Flow cytometric analysis of HeLa cells using NF-κB p65 (D14E12) XP® Rabbit mAb (blue) compared to concentration matched Rabbit (DA1E) mAb IgG XP® Isotype Control #3900 (red).
Chromatin immunoprecipitations were performed with cross-linked chromatin from HeLa cells treated with hTNF-α #8902 (30 ng/ml, 1 hr) and NF-κB p65 (D14E12) XP® Rabbit mAb, using SimpleChIP® Enzymatic Chromatin IP Kit (Magnetic Beads) #9005. DNA Libraries were prepared using DNA Library Prep Kit for Illumina® (ChIP-seq, CUT&RUN) #56795. The figure shows binding across IL-8, a known target gene of NFκB (see additional figure containing ChIP-qPCR data). For additional ChIP-seq tracks, please download the product datasheet.

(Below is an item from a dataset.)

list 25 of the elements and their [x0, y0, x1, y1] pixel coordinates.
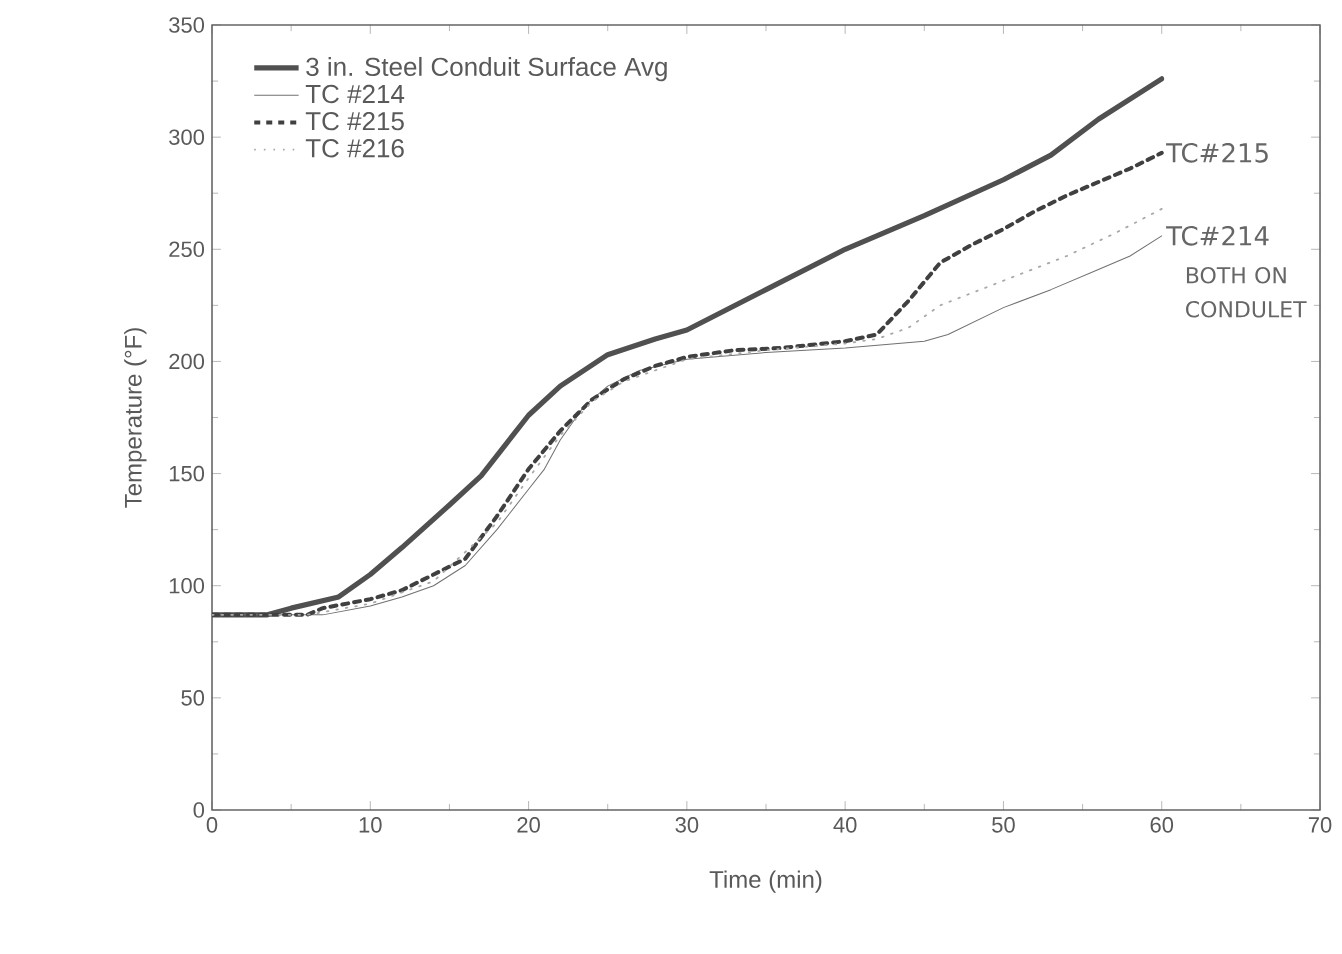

Chromatin immunoprecipitations were performed with cross-linked chromatin from HeLa cells treated with hTNF-α #8902 (30 ng/ml, 1 hr) and NF-κB p65 (D14E12) XP® Rabbit mAb, using SimpleChIP® Enzymatic Chromatin IP Kit (Magnetic Beads) #9005. DNA Libraries were prepared using DNA Library Prep Kit for Illumina® (ChIP-seq, CUT&RUN) #56795. The figure shows binding across chromosome 4 (upper), including IL-8 (lower), a known target gene of NFκB (see additional figure containing ChIP-qPCR data).
Chromatin immunoprecipitations were performed with cross-linked chromatin from HeLa cells treated with hTNF-α #8902 (30 ng/ml, 1 hr) and either NF-κB p65 (D14E12) XP® Rabbit mAb or Normal Rabbit IgG #2729 using SimpleChIP® Enzymatic Chromatin IP Kit (Magnetic Beads) #9003. The enriched DNA was quantified by Real-Time PCR using SimpleChIP® Human IκBα Promoter Primers #5552, human IL-8 promoter primers, and SimpleChIP® Human α Satellite Repeat Primers #4486. The amount of immunoprecipitated DNA in each sample is represented as signal relative to the total amount of input chromatin, which is equivalent to one.
CUT&RUN was performed with HeLa cells treated with hTNF-α #8902 (30 ng/ml, 1 hr) and NF-κB p65 (D14E12) XP® Rabbit mAb, using CUT&RUN Assay Kit #86652. DNA Libraries were prepared using DNA Library Prep Kit for Illumina® (ChIP-seq, CUT&RUN) #56795. The figure shows binding across LAMC2, a known target gene of NF-κB p65 (see additional figure containing CUT&RUN-qPCR data).
CUT&RUN was performed with HeLa cells treated with hTNF-α #8902 (30 ng/ml, 1 hr) and NF-κB p65 (D14E12) XP® Rabbit mAb, using CUT&RUN Assay Kit #86652. DNA Libraries were prepared using DNA Library Prep Kit for Illumina® (ChIP-seq, CUT&RUN) #56795. The figures show binding across chromosome 1 (upper), including LAMC2 (lower), a known target gene of NF-κB p65 (see additional figure containing CUT&RUN-qPCR data).